Five universities have partnered to launch OmniSOC, a joint cybersecurity operations center (SOC) designed to protect colleges from cyberattacks. While OmniSOC is designed for higher education clientele, the center's shared business model could provide some best practices for traditional MSSPs and MSPs to emulate.
This video explains how OmniSOC works:
Founding Members: OmniSOC's founding partners include Big Ten Alliance members Indiana University, Northwestern University, Purdue University, Rutgers University, and the University of Nebraska-Lincoln. The service is hosted at Indiana University.
The SOC identifies suspicious and malicious activity requiring mitigation, and provides rapid incident response through human analysis and machine learning, the universities say.
Former Indiana University Chief Security Officer Tom Davis is OmniSOC's founding executive director and CISO. Additional team members focus on network analysis and control; service desk operations; and multiple security engineers.
Leveraging Established Best Practices
OmniSOC wasn't built in a vacuum. It leverages two decades of experience and capabilities from the Global Research Network Operations Center (GlobalNOC), the OmniSOC announcement indicates. GlobalNOC provides services to government, research and education networks across the nation.

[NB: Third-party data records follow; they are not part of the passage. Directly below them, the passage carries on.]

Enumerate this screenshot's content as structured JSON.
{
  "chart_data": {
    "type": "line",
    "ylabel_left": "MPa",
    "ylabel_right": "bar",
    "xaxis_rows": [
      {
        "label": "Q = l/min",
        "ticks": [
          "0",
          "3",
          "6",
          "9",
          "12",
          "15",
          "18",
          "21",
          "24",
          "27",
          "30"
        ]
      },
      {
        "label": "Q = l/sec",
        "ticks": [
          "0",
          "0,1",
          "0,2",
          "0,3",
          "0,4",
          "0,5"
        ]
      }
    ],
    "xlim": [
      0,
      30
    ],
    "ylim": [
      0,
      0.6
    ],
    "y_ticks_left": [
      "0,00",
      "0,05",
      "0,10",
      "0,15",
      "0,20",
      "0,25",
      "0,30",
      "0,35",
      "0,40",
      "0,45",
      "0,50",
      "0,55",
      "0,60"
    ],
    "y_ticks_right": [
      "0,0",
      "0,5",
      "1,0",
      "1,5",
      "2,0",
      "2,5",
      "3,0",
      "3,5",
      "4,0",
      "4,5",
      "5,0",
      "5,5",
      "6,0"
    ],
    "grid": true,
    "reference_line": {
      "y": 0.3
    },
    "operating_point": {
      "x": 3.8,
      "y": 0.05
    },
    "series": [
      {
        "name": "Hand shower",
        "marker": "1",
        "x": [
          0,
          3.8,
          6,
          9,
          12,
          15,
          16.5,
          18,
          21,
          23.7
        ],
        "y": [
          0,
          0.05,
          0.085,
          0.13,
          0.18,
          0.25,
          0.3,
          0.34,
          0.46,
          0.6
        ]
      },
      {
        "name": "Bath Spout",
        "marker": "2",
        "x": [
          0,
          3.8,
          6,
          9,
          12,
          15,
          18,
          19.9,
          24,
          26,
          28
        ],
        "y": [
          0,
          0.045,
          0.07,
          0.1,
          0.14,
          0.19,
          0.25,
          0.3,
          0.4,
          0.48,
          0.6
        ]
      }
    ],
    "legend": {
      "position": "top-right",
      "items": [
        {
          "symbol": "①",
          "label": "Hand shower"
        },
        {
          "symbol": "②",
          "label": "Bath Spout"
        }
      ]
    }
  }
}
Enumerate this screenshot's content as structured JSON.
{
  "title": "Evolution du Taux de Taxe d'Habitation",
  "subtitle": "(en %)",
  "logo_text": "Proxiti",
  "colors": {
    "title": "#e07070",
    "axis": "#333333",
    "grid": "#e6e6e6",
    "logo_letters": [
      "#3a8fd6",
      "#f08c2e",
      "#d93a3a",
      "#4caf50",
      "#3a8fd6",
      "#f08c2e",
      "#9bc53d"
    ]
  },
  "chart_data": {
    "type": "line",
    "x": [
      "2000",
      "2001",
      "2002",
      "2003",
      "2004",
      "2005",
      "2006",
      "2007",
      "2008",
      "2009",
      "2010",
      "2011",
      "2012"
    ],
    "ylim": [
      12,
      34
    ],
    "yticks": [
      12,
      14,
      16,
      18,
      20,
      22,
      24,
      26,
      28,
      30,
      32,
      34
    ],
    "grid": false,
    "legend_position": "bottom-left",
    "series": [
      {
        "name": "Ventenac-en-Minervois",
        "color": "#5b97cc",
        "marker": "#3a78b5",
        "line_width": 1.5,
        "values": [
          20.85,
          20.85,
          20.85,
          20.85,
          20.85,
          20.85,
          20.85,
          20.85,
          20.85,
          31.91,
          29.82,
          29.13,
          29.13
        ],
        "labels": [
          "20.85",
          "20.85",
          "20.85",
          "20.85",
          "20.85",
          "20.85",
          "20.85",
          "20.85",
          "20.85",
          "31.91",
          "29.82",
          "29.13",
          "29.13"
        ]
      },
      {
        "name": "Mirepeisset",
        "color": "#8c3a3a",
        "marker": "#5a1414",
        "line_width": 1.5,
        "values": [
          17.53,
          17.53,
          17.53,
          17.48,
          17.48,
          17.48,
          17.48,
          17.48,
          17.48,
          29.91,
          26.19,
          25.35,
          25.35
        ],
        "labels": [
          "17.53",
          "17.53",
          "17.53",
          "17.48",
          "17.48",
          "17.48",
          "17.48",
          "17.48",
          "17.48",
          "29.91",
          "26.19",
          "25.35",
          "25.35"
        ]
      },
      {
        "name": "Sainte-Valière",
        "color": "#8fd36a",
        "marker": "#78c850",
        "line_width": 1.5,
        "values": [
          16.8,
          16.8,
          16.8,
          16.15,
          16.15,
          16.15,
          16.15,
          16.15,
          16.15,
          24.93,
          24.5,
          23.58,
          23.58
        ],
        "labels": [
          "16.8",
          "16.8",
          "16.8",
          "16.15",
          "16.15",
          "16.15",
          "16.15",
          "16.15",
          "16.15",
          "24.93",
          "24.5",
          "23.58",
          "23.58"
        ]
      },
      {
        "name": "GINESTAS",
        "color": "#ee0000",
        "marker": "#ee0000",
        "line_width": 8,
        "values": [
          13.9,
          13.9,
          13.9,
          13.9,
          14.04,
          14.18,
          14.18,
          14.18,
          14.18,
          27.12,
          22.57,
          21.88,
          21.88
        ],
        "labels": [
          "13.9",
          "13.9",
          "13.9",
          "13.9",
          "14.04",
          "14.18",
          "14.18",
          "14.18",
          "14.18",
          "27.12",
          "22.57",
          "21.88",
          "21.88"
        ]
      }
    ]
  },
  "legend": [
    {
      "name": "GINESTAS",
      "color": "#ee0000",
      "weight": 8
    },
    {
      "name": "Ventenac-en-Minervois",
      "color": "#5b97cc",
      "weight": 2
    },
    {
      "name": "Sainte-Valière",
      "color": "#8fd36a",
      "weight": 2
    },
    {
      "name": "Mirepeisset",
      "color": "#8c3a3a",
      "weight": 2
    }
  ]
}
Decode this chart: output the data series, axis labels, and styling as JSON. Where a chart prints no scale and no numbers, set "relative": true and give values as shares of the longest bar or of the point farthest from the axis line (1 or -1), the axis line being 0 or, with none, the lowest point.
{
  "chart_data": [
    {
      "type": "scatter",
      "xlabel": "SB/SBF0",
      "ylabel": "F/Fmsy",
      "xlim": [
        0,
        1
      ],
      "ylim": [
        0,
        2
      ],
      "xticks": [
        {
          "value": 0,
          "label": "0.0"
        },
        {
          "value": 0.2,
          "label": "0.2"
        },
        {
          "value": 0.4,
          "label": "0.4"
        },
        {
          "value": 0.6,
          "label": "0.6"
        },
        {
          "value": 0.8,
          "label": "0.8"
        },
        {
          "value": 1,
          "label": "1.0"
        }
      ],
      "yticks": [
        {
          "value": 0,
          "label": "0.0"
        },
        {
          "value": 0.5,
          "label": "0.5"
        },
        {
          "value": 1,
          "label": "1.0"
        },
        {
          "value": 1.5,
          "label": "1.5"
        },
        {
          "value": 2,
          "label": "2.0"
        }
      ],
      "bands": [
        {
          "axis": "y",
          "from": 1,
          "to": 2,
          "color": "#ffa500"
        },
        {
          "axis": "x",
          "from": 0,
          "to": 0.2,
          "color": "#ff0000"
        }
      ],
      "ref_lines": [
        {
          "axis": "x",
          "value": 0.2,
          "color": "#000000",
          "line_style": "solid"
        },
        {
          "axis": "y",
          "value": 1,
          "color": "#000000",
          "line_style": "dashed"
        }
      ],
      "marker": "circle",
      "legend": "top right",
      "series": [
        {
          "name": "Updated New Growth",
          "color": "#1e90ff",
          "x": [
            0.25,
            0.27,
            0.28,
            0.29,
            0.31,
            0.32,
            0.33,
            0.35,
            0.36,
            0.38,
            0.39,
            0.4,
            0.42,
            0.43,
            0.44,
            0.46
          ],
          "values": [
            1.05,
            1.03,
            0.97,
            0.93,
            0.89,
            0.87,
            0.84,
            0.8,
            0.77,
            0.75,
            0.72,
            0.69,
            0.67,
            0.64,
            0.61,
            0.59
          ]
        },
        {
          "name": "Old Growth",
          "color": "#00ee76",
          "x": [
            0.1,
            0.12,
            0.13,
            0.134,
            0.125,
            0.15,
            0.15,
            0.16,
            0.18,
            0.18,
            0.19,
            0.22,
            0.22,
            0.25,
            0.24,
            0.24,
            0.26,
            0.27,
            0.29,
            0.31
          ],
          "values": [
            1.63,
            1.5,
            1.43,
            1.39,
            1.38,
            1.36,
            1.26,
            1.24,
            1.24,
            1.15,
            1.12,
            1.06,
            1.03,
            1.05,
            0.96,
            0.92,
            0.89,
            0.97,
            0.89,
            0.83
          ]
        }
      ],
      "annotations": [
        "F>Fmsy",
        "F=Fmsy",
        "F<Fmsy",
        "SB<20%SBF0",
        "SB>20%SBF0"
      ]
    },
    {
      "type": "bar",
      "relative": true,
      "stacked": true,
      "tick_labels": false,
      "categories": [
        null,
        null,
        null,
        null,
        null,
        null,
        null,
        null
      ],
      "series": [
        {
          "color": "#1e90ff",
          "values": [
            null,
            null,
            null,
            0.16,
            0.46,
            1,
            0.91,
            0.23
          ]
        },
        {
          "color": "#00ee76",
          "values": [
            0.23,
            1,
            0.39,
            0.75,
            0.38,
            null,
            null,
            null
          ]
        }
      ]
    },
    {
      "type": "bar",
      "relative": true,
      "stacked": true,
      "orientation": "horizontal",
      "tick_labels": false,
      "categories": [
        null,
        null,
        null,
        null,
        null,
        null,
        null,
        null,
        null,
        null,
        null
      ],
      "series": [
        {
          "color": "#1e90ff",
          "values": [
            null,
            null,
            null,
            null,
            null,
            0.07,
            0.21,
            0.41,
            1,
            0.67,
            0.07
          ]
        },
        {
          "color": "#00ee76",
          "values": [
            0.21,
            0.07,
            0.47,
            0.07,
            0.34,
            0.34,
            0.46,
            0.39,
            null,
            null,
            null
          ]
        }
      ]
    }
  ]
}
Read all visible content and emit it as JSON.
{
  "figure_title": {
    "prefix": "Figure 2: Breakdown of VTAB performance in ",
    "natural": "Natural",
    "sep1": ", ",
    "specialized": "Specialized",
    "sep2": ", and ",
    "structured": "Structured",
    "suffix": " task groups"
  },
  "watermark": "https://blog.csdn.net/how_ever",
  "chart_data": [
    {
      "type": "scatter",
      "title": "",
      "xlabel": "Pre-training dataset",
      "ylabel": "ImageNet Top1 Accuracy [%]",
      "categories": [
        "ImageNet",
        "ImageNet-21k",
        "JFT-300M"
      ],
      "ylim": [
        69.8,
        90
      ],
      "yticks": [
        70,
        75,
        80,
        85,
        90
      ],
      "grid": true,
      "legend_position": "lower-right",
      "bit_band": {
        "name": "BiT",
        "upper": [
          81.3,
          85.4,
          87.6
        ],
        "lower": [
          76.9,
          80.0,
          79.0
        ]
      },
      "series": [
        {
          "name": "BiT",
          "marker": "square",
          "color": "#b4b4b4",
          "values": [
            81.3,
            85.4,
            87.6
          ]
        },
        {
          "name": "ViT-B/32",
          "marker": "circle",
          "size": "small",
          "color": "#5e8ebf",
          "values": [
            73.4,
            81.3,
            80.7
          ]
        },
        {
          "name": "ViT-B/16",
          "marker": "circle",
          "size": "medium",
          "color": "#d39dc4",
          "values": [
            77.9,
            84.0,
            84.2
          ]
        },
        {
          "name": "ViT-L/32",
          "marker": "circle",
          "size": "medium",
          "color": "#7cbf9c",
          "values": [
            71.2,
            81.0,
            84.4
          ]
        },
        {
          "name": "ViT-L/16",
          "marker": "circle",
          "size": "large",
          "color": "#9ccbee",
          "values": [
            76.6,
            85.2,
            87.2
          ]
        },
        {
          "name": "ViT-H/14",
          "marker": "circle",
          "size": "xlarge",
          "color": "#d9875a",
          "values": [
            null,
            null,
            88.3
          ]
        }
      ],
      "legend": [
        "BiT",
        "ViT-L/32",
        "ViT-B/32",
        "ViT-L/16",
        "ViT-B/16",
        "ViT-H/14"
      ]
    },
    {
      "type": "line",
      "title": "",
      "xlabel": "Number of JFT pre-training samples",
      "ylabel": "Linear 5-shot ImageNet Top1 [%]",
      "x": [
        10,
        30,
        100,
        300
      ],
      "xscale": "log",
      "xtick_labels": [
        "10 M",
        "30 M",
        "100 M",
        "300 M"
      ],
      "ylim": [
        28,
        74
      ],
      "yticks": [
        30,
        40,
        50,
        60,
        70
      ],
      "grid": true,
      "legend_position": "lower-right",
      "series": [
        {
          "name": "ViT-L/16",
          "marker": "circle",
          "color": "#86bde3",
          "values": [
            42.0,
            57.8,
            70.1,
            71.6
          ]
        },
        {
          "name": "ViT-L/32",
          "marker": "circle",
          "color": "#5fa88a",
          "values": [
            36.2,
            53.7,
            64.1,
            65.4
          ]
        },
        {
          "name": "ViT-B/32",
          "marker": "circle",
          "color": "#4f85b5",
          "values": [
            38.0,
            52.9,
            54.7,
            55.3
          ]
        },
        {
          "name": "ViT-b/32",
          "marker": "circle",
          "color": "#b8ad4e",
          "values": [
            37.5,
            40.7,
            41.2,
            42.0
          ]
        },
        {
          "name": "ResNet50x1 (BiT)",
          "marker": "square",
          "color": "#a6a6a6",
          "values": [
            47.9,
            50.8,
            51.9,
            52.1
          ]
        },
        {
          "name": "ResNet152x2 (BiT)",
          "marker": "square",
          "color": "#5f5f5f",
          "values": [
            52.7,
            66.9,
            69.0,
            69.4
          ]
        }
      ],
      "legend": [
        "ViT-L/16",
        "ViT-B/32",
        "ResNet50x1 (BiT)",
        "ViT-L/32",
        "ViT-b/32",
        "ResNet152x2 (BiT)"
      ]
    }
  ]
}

The new SOC also will work closely with the federally chartered Research and Education Networking Information Sharing and Analysis Center (REN-ISAC) at Indiana. REN-ISAC’s provides aid and promotes cybersecurity protection, response and information sharing among its 580 members within the research and higher education communities.
OmniSOC leverages Elastic Stack, a security analytics platform that ingests, correlates and analyzes information to detect and hunt for cyber threats to member systems, OmniSOC's founders indicate.
Shared SOCs: A Model for MSSPs and MSPs?
OmniSOC arrives just as thousands of MSPs and MSSPs seek to build or partner their way into the SOC market.
Generally speaking, most smaller MSPs simply don't have the budget, talent or time to build a full-blown SOC. But plenty of companies are stepping up to assist those MSPs with outsourced SOCs and associated services. Examples include:
- ConnectWise distributing Foresite’s MSSP, compliance and SOC capabilities;
- Continuum, which is preparing to launch a SOC for MSPs;
- ChannelSOC, which surfaced at the CompTIA ChannelCon 2017 conference in August;
- CyberBit, which offers a SOC to MSSP partners like MNS Group;
- CyFlare — which has a SOC for VARs;
- NetEnrich — which offers SOC services to midsize MSPs and VARs;
- Trusted Metrics offers a home-grown Elastic SOC to partners; and
- Infogressive and Carvir are two up-and-coming master MSSPs that offer their services to MSPs.
MSSP Alert doesn't specifically endorse any of those offerings, but we're watching to see how those SOC providers scale to meet partner needs.
Example OmniSOC Services
Meanwhile, OmniSOC's service catalog may help aspiring MSPs and MSSPs to more clearly understand the types of SOC services the need to pursue. OmniSOC will:
- Process and create cyber threat intelligence;
- notify member incident response teams;
- communicate and share information;
- conduct proactive threat hunting;
- analyze security events;
- monitor and triage security events; and
- provide call center services.
We'll be watching to see how OmniSOC scales its platform, discovers and mitigates threats, and potentially welcomes additional universities into the group.